技术框架:系统包含三个核心智能体:1. LLM协议智能体,负责将自然语言协议转化为结构化子任务;2. VLM-RAG验证智能体,利用检索增强生成技术评估任务准备与完成状态;3. VLA具身智能体,基于轻量级策略执行具体动作。
关键创新:核心创新在于AugSmolVLA在线增强策略,专门针对实验室常见的透明器皿、强反光及过曝环境进行数据增强,有效提升了视觉模型在极端视觉扰动下的特征提取能力。
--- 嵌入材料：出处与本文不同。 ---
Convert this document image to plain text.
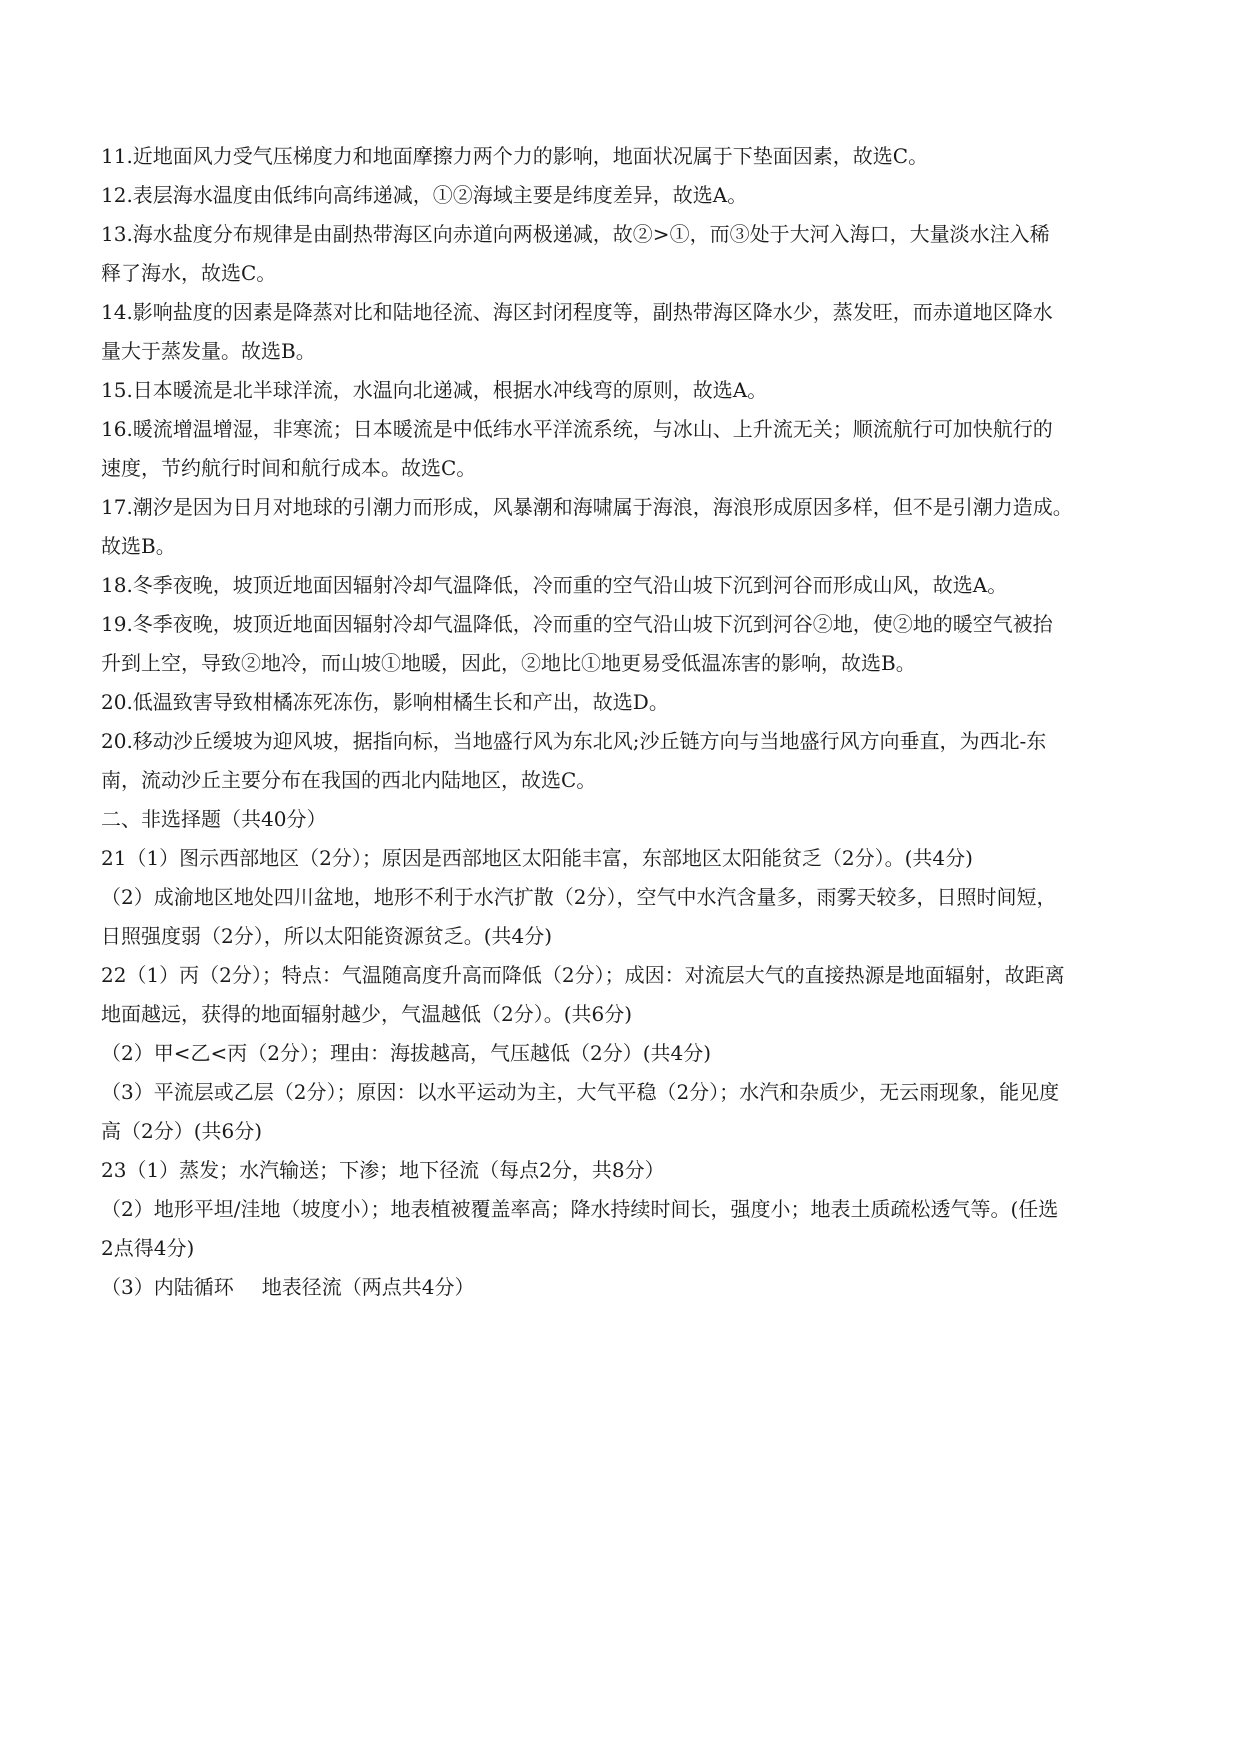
11.近地面风力受气压梯度力和地面摩擦力两个力的影响，地面状况属于下垫面因素，故选C。
12.表层海水温度由低纬向高纬递减，①②海域主要是纬度差异，故选A。
13.海水盐度分布规律是由副热带海区向赤道向两极递减，故②>①，而③处于大河入海口，大量淡水注入稀
释了海水，故选C。
14.影响盐度的因素是降蒸对比和陆地径流、海区封闭程度等，副热带海区降水少，蒸发旺，而赤道地区降水
量大于蒸发量。故选B。
15.日本暖流是北半球洋流，水温向北递减，根据水冲线弯的原则，故选A。
16.暖流增温增湿，非寒流；日本暖流是中低纬水平洋流系统，与冰山、上升流无关；顺流航行可加快航行的
速度，节约航行时间和航行成本。故选C。
17.潮汐是因为日月对地球的引潮力而形成，风暴潮和海啸属于海浪，海浪形成原因多样，但不是引潮力造成。
故选B。
18.冬季夜晚，坡顶近地面因辐射冷却气温降低，冷而重的空气沿山坡下沉到河谷而形成山风，故选A。
19.冬季夜晚，坡顶近地面因辐射冷却气温降低，冷而重的空气沿山坡下沉到河谷②地，使②地的暖空气被抬
升到上空，导致②地冷，而山坡①地暖，因此，②地比①地更易受低温冻害的影响，故选B。
20.低温致害导致柑橘冻死冻伤，影响柑橘生长和产出，故选D。
20.移动沙丘缓坡为迎风坡，据指向标，当地盛行风为东北风;沙丘链方向与当地盛行风方向垂直，为西北-东
南，流动沙丘主要分布在我国的西北内陆地区，故选C。
二、非选择题（共40分）
21（1）图示西部地区（2分）；原因是西部地区太阳能丰富，东部地区太阳能贫乏（2分）。(共4分)
（2）成渝地区地处四川盆地，地形不利于水汽扩散（2分），空气中水汽含量多，雨雾天较多，日照时间短，
日照强度弱（2分），所以太阳能资源贫乏。(共4分)
22（1）丙（2分）；特点：气温随高度升高而降低（2分）；成因：对流层大气的直接热源是地面辐射，故距离
地面越远，获得的地面辐射越少，气温越低（2分）。(共6分)
（2）甲<乙<丙（2分）；理由：海拔越高，气压越低（2分）(共4分)
（3）平流层或乙层（2分）；原因：以水平运动为主，大气平稳（2分）；水汽和杂质少，无云雨现象，能见度
高（2分）(共6分)
23（1）蒸发；水汽输送；下渗；地下径流（每点2分，共8分）
（2）地形平坦/洼地（坡度小）；地表植被覆盖率高；降水持续时间长，强度小；地表土质疏松透气等。(任选
2点得4分)
（3）内陆循环 地表径流（两点共4分）
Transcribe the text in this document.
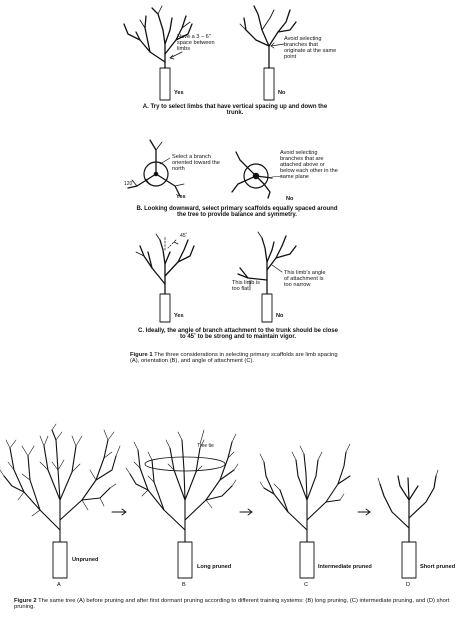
Have a 3 – 6" space between limbs
Yes
Avoid selecting branches that originate at the same point
No
A. Try to select limbs that have vertical spacing up and down the trunk.
Select a branch oriented toward the north
120˚
Yes
Avoid selecting branches that are attached above or below each other in the same plane
No
B. Looking downward, select primary scaffolds equally spaced around the tree to provide balance and symmetry.
45˚
This limb is too flat
This limb's angle of attachment is too narrow
Yes	No
C. Ideally, the angle of branch attachment to the trunk should be close to 45˚ to be strong and to maintain vigor.
Figure 1 The three considerations in selecting primary scaffolds are limb spacing (A), orientation (B), and angle of attachment (C).
Tree tie
Unpruned
A
Long pruned
B
Intermediate pruned
C
Short pruned
D
Figure 2 The same tree (A) before pruning and after first dormant pruning according to different training systems: (B) long pruning, (C) intermediate pruning, and (D) short pruning.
关键设计:系统采用分层基准测试,涵盖原子任务到复合工作流。在模型训练中,通过集成机器人状态、视觉观测与成功/失败案例库,实现了基于闭环推理的策略优化,确保了系统在湿实验室环境中的高可靠性。
🖼️ 关键图片
📊 实验亮点
实验在15项原子任务、6项复合工作流及3项双臂任务中验证了系统性能。结果显示,AugSmolVLA在处理透明物体、复杂复合工作流及高曝光场景时,执行稳定性显著优于ACT、X-VLA及原始SmolVLA。特别是在视觉退化场景下,该系统展现了极强的鲁棒性,证明了其作为低成本、协议驱动型具身智能方案的有效性。
🎯 应用场景
该系统主要应用于生物实验室的自动化操作,如试管装载、液体移取、废弃物处理及盖子旋拧等任务。其低成本与高鲁棒性设计,使其在科研机构、制药企业及临床检测实验室具有广泛的推广价值,能够显著降低人工操作误差,提升实验流程的标准化与可重复性。
📄 摘要(原文)
Biological laboratory automation can reduce repetitive manual work and improve reproducibility, but reliable embodied execution in wet-lab environments remains challenging. Protocols are often unstructured, labware is frequently transparent or reflective, and multi-step procedures require state-aware execution beyond one-shot instruction following. Existing robotic systems often rely on costly hardware, fixed workflows, dedicated instruments, or robotics-oriented interfaces. Here, we introduce BioProVLA-Agent, an affordable, protocol-driven, vision-enhanced embodied multi-agent system enabled by Vision-Language-Action (VLA) models for biological manipulation. The system uses protocols as the task interface and integrates protocol parsing, visual state verification, and embodied execution in a closed-loop workflow. A Tailored LLM Protocol Agent converts protocols into verifiable subtasks; a VLM-RAG Verification Agent assesses readiness and completion using observations, robot states, retrieved knowledge, and success/failure examples; and a VLA Embodied Agent executes verified subtasks through a lightweight policy. To improve robustness under wet-lab visual perturbations, we develop AugSmolVLA, an online augmentation strategy targeting transparent labware, reflections, illumination shifts, and overexposure. We evaluate the system on a hierarchical benchmark covering 15 atomic tasks, 6 composite workflows, and 3 bimanual tasks, including tube loading, sorting, waste disposal, cap twisting, and liquid pouring. Across normal and high-exposure settings, AugSmolVLA improves execution stability over ACT, X-VLA, and the original SmolVLA, especially for precise placement, transparent-object manipulation, composite workflows, and visually degraded scenes. These results suggest a practical route toward accessible, protocol-centered, and verification-capable embodied AI for biological manipulation.